Solve a trace equality

Question

I have the following trace equality:

$\operatorname{tr}(XA)+BX^TC=D $

Where $X\in\mathbb{R}^{m\times r}$, $A\in\mathbb{R}^{r\times m}$, $B\in\mathbb{R}^{1\times r}$, $C\in\mathbb{R}^{m\times 1}$, $D\in\mathbb{R}$.

Is there a way to find $X$?

Answer 1

Note that $\operatorname{tr}(XA)+BX^TC=\operatorname{tr}\left((A^T+CB)^TX\right)$.

If $A^T+CB=0$, the equation is solvable only when $D=0$, and in this case every matrix $X\in\mathbb R^{m\times r}$ is a solution.

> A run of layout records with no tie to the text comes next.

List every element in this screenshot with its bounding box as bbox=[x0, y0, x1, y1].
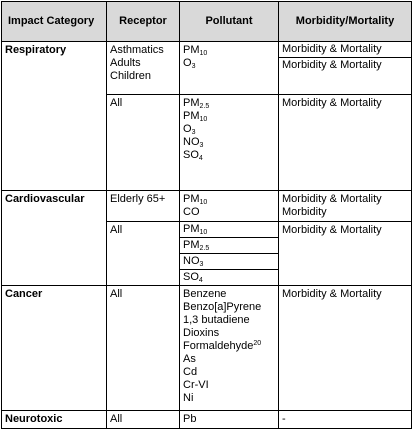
outcome-cell bbox=[279, 191, 412, 222]
header-impact-category: Impact Category bbox=[2, 2, 107, 42]
pollutant-o3: $O_3$ bbox=[183, 57, 196, 70]
outcome-morbidity-mortality: Morbidity & Mortality bbox=[279, 222, 412, 286]
outcome-morbidity-mortality: Morbidity & Mortality bbox=[279, 286, 412, 411]
receptor-all: All bbox=[107, 222, 180, 286]
receptor-all: All bbox=[107, 286, 180, 411]
receptor-elderly: Elderly 65+ bbox=[107, 191, 180, 222]
pollutant-dioxins: Dioxins bbox=[183, 327, 220, 339]
pollutant-cr-vi: Cr-VI bbox=[183, 379, 209, 391]
outcome-morbidity-mortality: Morbidity & Mortality bbox=[279, 95, 412, 191]
outcome-morbidity: Morbidity bbox=[282, 206, 327, 218]
category-cancer: Cancer bbox=[2, 286, 107, 411]
header-row bbox=[2, 2, 412, 42]
pollutant-cell bbox=[180, 42, 279, 95]
outcome-morbidity-mortality: Morbidity & Mortality bbox=[282, 59, 382, 71]
pollutant-benzo-a-pyrene: Benzo[a]Pyrene bbox=[183, 301, 262, 313]
pollutant-butadiene: 1,3 butadiene bbox=[183, 314, 250, 326]
pollutant-o3: $O_3$ bbox=[183, 123, 196, 136]
pollutant-so4: $SO_4$ bbox=[183, 149, 203, 162]
table-row bbox=[2, 286, 412, 411]
outcome-morbidity-mortality: Morbidity & Mortality bbox=[282, 193, 382, 205]
pollutant-no3: $NO_3$ bbox=[183, 136, 204, 149]
receptor-adults: Adults bbox=[110, 57, 141, 69]
pollutant-pm10: $PM_{10}$ bbox=[183, 193, 208, 206]
pollutant-so4: $SO_4$ bbox=[180, 270, 279, 286]
outcome-none: - bbox=[279, 411, 412, 429]
header-receptor: Receptor bbox=[107, 2, 180, 42]
header-pollutant: Pollutant bbox=[180, 2, 279, 42]
pollutant-pm25: $PM_{2.5}$ bbox=[183, 97, 210, 110]
pollutant-cell bbox=[180, 95, 279, 191]
receptor-all: All bbox=[107, 411, 180, 429]
pollutant-pm10: $PM_{10}$ bbox=[183, 110, 208, 123]
table-row bbox=[2, 411, 412, 429]
receptor-children: Children bbox=[110, 70, 151, 82]
outcome-morbidity-mortality: Morbidity & Mortality bbox=[279, 42, 411, 58]
pollutant-ni: Ni bbox=[183, 392, 194, 404]
pollutant-cell bbox=[180, 286, 279, 411]
pollutant-cell bbox=[180, 191, 279, 222]
category-cardiovascular: Cardiovascular bbox=[2, 191, 107, 286]
pollutant-no3: $NO_3$ bbox=[180, 254, 279, 270]
category-respiratory: Respiratory bbox=[2, 42, 107, 191]
pollutant-pm25: $PM_{2.5}$ bbox=[180, 238, 279, 254]
pollutant-co: CO bbox=[183, 206, 200, 218]
pollutant-formaldehyde: Formaldehyde$^{20}$ bbox=[183, 340, 262, 352]
header-morbidity-mortality: Morbidity/Mortality bbox=[279, 2, 412, 42]
outcome-cell bbox=[279, 42, 412, 95]
pollutant-benzene: Benzene bbox=[183, 288, 227, 300]
table-row bbox=[2, 42, 412, 95]
footnote-marker: 20 bbox=[253, 340, 262, 347]
table-row bbox=[2, 191, 412, 222]
category-neurotoxic: Neurotoxic bbox=[2, 411, 107, 429]
receptor-asthmatics: Asthmatics bbox=[110, 44, 164, 56]
receptor-all: All bbox=[107, 95, 180, 191]
health-impact-table bbox=[1, 1, 412, 429]
pollutant-as: As bbox=[183, 353, 196, 365]
pollutant-pb: Pb bbox=[180, 411, 279, 429]
pollutant-cd: Cd bbox=[183, 366, 198, 378]
receptor-cell bbox=[107, 42, 180, 95]
pollutant-pm10: $PM_{10}$ bbox=[180, 222, 279, 238]
pollutant-pm10: $PM_{10}$ bbox=[183, 44, 208, 57]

If $A^T+CB\ne0$, the general solution to $\operatorname{tr}\left((A^T+CB)^TX\right)=D$ is given by $$ X=\frac{D(A^T+CB)}{\operatorname{tr}\left((A^T+CB)^T(A^T+CB)\right)}+Y, $$ where $Y$ is any matrix such that $\operatorname{tr}\left((A^T+CB)^TY\right)=0$. So, one particular solution is obtained by putting $Y=0$ in the above.

Answer 2

No way. You have a single linear equation for a matrix with $mr$ entries. That leaves an (at least) $(mr-1)$-dimensional space of solutions.